Manifestazione sempre un po’ presa sottogamba, soprattutto nelle sue fase iniziali, la Coppa Italia di Lega Pro 2015/2016 non arriva certo nel migliore dei momenti per Lecce e Matera. Da un lato, i giallorossi sono in piena rincorsa in campionato, e dopo le due vittorie consecutive successive all’approdo di Piero Braglia in panchina sono lanciati verso una rimonta che non può essere rimandata, e dunque decisamente più concentrati sul campionato. Dall’altro, i biancazzurri di Padalino sono in piena crisi, ultimi in classifica (anche se senza i due punti di penalità sarebbero quartultimi a quota sei) e che, a differenza dei salentini, non possono contare su una rosa troppo ampia, fattore che conferisce all’impegno infrasettimanale i connotati del fattore di disturbo più che della gara da onorare fino all’ultimo minuto.

La partita in programma domani alle ore 15 costituisce inoltre un ricorso storico, perché esattamente un anno fa Lecce e Matera si trovarono di fronte sempre al “Via del Mare” e sempre nel Primo Turno della Coppa, sebbene con animi differenti rispetto ad oggi.
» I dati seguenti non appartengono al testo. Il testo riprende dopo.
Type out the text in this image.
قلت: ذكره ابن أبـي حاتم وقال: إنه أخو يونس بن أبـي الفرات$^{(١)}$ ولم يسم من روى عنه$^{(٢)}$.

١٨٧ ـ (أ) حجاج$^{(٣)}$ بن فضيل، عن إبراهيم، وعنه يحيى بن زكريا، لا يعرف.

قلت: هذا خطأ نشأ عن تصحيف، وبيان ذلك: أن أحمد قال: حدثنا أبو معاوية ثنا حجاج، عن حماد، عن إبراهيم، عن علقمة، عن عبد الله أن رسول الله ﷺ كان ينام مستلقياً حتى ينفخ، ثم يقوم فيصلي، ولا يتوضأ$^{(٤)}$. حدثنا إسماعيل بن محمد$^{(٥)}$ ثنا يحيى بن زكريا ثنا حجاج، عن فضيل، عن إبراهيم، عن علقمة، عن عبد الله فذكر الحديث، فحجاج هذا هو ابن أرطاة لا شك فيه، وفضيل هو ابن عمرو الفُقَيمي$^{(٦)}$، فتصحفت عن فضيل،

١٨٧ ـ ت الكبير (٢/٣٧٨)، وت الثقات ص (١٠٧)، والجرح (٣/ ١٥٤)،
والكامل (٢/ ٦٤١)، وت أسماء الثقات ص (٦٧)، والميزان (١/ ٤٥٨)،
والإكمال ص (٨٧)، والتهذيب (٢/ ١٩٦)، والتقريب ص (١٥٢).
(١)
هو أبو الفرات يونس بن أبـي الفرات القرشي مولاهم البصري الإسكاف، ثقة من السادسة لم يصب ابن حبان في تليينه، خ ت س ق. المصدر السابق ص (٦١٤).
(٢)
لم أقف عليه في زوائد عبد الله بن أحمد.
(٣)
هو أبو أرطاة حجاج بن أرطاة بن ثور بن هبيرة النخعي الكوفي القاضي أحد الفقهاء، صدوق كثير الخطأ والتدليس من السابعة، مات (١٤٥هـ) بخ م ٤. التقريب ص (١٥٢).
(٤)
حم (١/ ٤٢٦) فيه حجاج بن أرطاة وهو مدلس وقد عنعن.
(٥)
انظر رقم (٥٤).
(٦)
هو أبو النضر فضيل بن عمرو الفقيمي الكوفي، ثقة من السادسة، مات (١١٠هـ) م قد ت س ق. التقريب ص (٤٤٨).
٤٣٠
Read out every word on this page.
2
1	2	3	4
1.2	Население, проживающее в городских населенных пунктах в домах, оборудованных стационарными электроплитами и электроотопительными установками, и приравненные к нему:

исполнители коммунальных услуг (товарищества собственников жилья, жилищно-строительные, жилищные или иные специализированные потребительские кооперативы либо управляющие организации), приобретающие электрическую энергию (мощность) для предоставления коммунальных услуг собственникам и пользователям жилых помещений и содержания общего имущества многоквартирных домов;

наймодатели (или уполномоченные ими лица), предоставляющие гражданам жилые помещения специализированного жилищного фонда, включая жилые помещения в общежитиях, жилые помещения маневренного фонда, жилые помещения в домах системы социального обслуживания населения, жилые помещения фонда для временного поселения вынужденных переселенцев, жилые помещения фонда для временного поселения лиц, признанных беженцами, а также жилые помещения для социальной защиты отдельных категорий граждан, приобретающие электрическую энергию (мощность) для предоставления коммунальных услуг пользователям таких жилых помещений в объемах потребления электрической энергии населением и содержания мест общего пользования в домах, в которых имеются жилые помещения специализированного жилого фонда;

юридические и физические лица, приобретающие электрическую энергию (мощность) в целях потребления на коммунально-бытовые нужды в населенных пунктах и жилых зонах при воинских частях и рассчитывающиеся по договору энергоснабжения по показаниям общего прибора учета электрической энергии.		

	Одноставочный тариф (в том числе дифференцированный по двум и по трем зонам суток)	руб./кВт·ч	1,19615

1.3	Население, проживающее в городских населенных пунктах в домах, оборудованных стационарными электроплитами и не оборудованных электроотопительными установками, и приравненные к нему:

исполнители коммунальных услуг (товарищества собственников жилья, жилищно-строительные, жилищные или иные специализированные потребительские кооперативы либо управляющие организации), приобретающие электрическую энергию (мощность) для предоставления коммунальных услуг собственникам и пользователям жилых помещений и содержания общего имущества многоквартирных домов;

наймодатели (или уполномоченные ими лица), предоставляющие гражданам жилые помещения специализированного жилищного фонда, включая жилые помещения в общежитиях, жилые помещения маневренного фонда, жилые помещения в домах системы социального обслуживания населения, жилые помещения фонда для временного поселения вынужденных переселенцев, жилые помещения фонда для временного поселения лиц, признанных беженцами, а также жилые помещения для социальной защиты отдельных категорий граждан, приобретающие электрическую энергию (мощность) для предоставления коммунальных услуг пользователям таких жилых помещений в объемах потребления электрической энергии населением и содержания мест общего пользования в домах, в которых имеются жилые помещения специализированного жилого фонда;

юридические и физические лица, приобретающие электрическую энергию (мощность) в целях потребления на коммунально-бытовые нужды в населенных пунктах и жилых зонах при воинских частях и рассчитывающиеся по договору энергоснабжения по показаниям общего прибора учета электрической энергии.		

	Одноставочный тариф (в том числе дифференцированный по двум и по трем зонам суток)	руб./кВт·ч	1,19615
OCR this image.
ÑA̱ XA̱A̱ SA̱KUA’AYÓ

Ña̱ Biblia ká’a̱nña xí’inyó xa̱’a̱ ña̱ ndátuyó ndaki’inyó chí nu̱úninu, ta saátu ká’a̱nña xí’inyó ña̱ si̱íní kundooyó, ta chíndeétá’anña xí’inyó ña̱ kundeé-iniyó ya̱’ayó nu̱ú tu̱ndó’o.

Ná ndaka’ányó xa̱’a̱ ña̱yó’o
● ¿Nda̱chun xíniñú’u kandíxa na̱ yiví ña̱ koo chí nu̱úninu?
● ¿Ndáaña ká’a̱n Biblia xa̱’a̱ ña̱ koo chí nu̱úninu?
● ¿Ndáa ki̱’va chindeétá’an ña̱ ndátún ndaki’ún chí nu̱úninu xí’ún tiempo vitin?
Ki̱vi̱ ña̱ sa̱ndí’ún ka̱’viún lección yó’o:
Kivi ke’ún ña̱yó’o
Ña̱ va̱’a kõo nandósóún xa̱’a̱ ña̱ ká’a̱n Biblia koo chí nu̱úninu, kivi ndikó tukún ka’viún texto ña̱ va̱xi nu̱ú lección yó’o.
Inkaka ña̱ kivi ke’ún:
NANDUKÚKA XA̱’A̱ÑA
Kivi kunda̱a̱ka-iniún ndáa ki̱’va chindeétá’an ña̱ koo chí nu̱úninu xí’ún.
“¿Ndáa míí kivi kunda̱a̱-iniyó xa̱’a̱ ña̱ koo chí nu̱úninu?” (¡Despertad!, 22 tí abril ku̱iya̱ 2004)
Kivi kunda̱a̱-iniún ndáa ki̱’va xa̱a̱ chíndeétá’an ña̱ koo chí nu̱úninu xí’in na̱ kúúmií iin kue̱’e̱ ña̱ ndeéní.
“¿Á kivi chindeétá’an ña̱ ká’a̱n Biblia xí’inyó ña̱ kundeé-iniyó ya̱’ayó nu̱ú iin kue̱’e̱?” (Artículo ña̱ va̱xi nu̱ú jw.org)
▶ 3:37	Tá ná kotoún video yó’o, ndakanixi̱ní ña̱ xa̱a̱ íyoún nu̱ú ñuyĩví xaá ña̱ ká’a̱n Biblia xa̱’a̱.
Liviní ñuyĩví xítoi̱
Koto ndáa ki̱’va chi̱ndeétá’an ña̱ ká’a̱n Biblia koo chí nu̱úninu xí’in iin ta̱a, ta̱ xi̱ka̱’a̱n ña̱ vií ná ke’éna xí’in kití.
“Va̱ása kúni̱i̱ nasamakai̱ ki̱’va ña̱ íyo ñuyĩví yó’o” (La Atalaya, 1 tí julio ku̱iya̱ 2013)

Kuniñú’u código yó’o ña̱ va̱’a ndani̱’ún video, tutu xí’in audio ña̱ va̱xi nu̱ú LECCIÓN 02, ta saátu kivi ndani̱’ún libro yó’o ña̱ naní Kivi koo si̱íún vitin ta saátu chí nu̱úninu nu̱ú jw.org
In casa giallorossa, la squadra di Lerda era impegnata come quest’anno (e come sempre, negli anni di Lega Pro) in una rincorsa in classifica, ma non aveva già  l’esonero di un allenatore alle spalle e dunque c’era maggiore serenità e consapevolezza delle proprie qualità, mentre totalmente differente rispetto ad oggi era la situazione nell’ambiente materano, in cui l’entusiasmo per l’ottimo esordio di stagione nell’anno del ritorno tra i professionisti la faceva da padrone. Il match finì 1-1 con reti di Di Noia e Doumbia, ma ai rigori furono gli ospiti a prevalere grazie all’errore decisivo di Lopez. Quello della passata stagione non è stato l’unico precedente tra le due compagini nella meno importante delle Coppe Italia riservate ai professionisti, visto che si contano anche i due precedenti del 1973/1974, terminati 1-1 e 1-0 per il Matera. Il bilancio totale delle sfide vede invece il Lecce in nettissimo vantaggio con 12 vittorie a 3, più 8 pareggi.

Come detto, i lucani arrivano alla sfida in Salento in uno stato di forma tutt’altro che ottimale. Il cambio di allenatore, con il passaggio da Davide Dionigi a Pasquale Padalino (difensore del Lecce ’93-’94) non ha sortito gli effetti sperati, ed il tecnico pugliese è ancora alla ricerca del primo successo sulla panchina materana. Difficilmente Padalino opterà per mandare in campo i titolari, vista l’incombente sfida di domenica tra deluse con il Catanzaro. Ciò non toglie che chi scenderà sul terreno di gioco lotterà per vincere la partita, perché in caso di passaggio del turno la squadra potrebbe avere la tanto auspicata scossa positiva con annessa iniezione di fiducia che solo un successo che manca davvero da tanto (l’1-0 sull’Akragas nella prima giornata di campionato) è in grado di dare.